Supplements that are all-natural are best
Like the organic is a better myth, sometimes all-natural is right for you and sometimes it isn’t.
The other thing is best is a personal thing, so make up your own mind, don’t take other people’s word for it, especially if they are making or selling them.
Supplements don’t have an expiry date
In some cases and markets supplements are not always required to show an expiration date and it’s assumed, if stored correctly, they have a shelf life of two years or more, but that’s not an assumption you should make.
Most reputable companies do provide a use-by date and personally I not only follow this but see it as an absolute limit because I don’t want to take risks unnecessarily because eve if you correctly store then who knows what’s happened beforehand in transit or in the store.
Single supplements are better for you than those with multiple ingredients
This totally depends on what you need and your lifestyle, but never assume it’s best or realistic to just take single supplements.
Things like multi-vitamins or super green juices have real value and are quick and easy to incorporate into your daily routine and cost-effective too – which is why I take both every day.
But having individual supplements are also great too, this way you can have the right supplement “stack” for your specific needs.

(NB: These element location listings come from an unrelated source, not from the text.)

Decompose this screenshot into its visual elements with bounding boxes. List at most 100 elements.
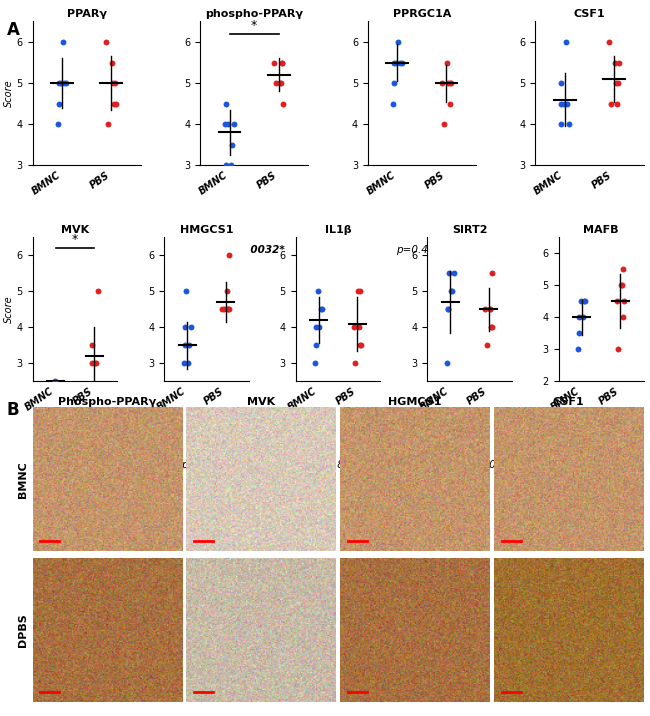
Title: IL1β: IL1β (325, 225, 351, 235)
Point (562, 98, 573, 110)
Point (179, 357, 189, 369)
Text: p=0.2188: p=0.2188 (181, 460, 232, 470)
Point (92, 286, 103, 297)
Point (612, 77, 623, 89)
Point (222, 286, 232, 297)
Point (564, 119, 575, 130)
Point (576, 296, 586, 307)
Point (61, 77, 72, 89)
Point (574, 327, 584, 339)
Title: Phospho-PPARγ: Phospho-PPARγ (58, 397, 156, 407)
Text: B: B (6, 401, 19, 419)
Point (311, 339, 321, 351)
Point (218, 304, 229, 315)
Point (556, 77, 567, 89)
Y-axis label: BMNC: BMNC (18, 461, 29, 498)
Point (49, 375, 60, 387)
Point (317, 304, 328, 315)
Point (274, 77, 285, 89)
Point (53, 98, 64, 110)
Point (442, 57, 452, 68)
Point (618, 311, 628, 323)
Title: PPRGC1A: PPRGC1A (393, 9, 451, 19)
Point (613, 344, 623, 355)
Point (348, 321, 359, 333)
Point (59, 77, 70, 89)
Point (184, 339, 194, 351)
Point (395, 57, 405, 68)
Point (217, 304, 228, 315)
Point (614, 57, 624, 68)
Point (604, 37, 614, 48)
Point (53, 119, 63, 130)
Title: MVK: MVK (61, 225, 89, 235)
Point (271, 77, 281, 89)
Point (277, 57, 287, 68)
Point (612, 296, 622, 307)
Point (179, 321, 190, 333)
Point (612, 98, 623, 110)
Text: p=0.4644: p=0.4644 (564, 244, 616, 254)
Text: p=0.7305: p=0.7305 (575, 460, 627, 470)
Point (443, 304, 453, 315)
Y-axis label: DPBS: DPBS (18, 613, 29, 647)
Text: p=0.4449: p=0.4449 (396, 244, 448, 254)
Point (556, 98, 567, 110)
Point (446, 77, 456, 89)
Point (277, 57, 287, 68)
Point (446, 286, 456, 297)
Point (269, 57, 280, 68)
Point (222, 304, 233, 315)
Title: MAFB: MAFB (583, 225, 619, 235)
Point (444, 268, 454, 279)
Point (355, 286, 365, 297)
Title: HGMCS1: HGMCS1 (388, 397, 442, 407)
Point (618, 263, 629, 275)
Point (53, 77, 64, 89)
Point (438, 119, 448, 130)
Text: p=0.8171: p=0.8171 (312, 460, 364, 470)
Text: p=0.0032*: p=0.0032* (224, 244, 285, 254)
Point (111, 98, 121, 110)
Point (229, 119, 239, 130)
Point (223, 119, 233, 130)
Point (558, 98, 569, 110)
Title: HMGCS1: HMGCS1 (179, 225, 233, 235)
Point (226, 160, 236, 171)
Point (224, 304, 235, 315)
Y-axis label: Score: Score (4, 79, 14, 107)
Point (353, 286, 363, 297)
Text: p=0.8180: p=0.8180 (60, 244, 112, 254)
Point (355, 339, 365, 351)
Point (227, 139, 237, 150)
Point (617, 279, 627, 291)
Point (619, 296, 629, 307)
Point (314, 321, 324, 333)
Point (109, 98, 120, 110)
Text: *: * (72, 233, 78, 246)
Point (436, 77, 447, 89)
Point (393, 37, 404, 48)
Title: PPARγ: PPARγ (66, 9, 107, 19)
Point (221, 160, 231, 171)
Point (107, 57, 118, 68)
Point (448, 268, 459, 279)
Point (443, 304, 453, 315)
Point (389, 77, 399, 89)
Point (443, 77, 454, 89)
Point (573, 344, 584, 355)
Point (350, 357, 360, 369)
Point (221, 98, 231, 110)
Point (616, 279, 627, 291)
Point (486, 304, 496, 315)
Point (311, 321, 321, 333)
Text: p=0.8820: p=0.8820 (444, 460, 495, 470)
Text: p=0.0291*: p=0.0291* (44, 460, 106, 470)
Y-axis label: Score: Score (4, 296, 14, 323)
Point (356, 339, 366, 351)
Text: A: A (6, 21, 20, 39)
Point (86, 357, 97, 369)
Point (445, 77, 455, 89)
Point (387, 98, 398, 110)
Point (179, 339, 190, 351)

And the best supplements are the ones that are right for you and that you take, as opposed to forgetting or leaving in a cupboard or draw because taking them is inconvenient.

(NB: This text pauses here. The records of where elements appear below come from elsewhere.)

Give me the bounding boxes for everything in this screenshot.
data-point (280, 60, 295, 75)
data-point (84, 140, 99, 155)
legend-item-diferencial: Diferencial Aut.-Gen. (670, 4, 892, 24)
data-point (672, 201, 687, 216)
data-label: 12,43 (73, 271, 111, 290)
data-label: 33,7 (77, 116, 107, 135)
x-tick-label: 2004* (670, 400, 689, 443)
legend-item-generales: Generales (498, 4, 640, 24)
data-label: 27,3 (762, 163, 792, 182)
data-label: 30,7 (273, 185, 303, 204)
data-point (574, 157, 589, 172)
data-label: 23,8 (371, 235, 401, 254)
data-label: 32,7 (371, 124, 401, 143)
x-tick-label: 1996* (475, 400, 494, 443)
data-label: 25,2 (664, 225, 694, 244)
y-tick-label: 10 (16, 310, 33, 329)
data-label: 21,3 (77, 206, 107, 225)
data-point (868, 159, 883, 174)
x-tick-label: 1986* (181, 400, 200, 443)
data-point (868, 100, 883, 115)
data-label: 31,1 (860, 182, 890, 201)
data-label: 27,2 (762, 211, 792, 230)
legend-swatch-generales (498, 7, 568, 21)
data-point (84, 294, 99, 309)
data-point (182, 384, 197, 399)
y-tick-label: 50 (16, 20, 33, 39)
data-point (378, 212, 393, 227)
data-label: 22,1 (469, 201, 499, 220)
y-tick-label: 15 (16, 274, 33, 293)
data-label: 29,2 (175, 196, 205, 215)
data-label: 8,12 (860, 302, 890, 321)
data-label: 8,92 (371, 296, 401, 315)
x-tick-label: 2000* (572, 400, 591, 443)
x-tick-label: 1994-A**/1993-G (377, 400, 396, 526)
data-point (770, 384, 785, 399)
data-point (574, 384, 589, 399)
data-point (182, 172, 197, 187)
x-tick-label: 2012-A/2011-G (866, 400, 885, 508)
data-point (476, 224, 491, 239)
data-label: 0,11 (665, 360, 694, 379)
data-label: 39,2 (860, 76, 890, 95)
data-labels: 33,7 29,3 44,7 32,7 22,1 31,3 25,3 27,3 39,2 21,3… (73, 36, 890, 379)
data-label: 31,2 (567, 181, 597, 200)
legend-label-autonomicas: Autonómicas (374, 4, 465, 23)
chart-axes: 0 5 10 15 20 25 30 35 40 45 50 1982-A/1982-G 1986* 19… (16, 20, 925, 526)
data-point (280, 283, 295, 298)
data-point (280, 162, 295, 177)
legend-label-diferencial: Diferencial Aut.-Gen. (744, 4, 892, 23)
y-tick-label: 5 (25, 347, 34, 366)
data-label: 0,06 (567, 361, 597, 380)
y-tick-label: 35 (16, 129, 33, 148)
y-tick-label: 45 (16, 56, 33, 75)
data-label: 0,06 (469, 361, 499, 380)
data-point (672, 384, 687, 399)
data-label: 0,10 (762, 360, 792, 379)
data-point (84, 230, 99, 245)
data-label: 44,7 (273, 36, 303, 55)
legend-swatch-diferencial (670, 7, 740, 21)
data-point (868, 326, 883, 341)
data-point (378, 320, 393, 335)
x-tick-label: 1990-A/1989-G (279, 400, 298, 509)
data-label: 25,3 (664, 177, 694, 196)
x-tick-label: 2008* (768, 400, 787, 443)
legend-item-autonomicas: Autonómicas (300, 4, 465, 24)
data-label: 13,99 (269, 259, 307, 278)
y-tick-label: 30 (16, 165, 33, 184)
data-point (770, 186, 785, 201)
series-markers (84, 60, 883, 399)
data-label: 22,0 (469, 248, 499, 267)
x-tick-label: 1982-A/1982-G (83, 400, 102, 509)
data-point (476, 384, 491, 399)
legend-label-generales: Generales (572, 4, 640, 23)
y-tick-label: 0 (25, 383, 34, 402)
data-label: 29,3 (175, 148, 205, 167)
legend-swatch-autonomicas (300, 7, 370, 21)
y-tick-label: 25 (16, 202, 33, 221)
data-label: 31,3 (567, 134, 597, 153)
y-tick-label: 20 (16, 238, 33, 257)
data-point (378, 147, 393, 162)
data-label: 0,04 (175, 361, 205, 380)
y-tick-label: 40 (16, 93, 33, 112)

The supplement industry is unregulated
In most countries, the supplement industry is regulated, but not nearly as regulated as it should or could be.
The issue is that some supplement companies are not in control of their production, value profit over quality and therefore don’t follow the rules and care about you.
Always check the quality of supplements you want boo to take and don’t think the most expensive is best, or that good value vitamins and minerals are low quality either.
Do your own research, and learn and buy from websites, companies and certified experts that have your best interest at heart.
There are too many supplement myths and they are not helping people make informed safe decisions.
Always be careful about what people say when it comes to supplements.
Purchase reputable, well-established products after you’ve done the research, use them as directed and you should be safe and get the benefits you expect.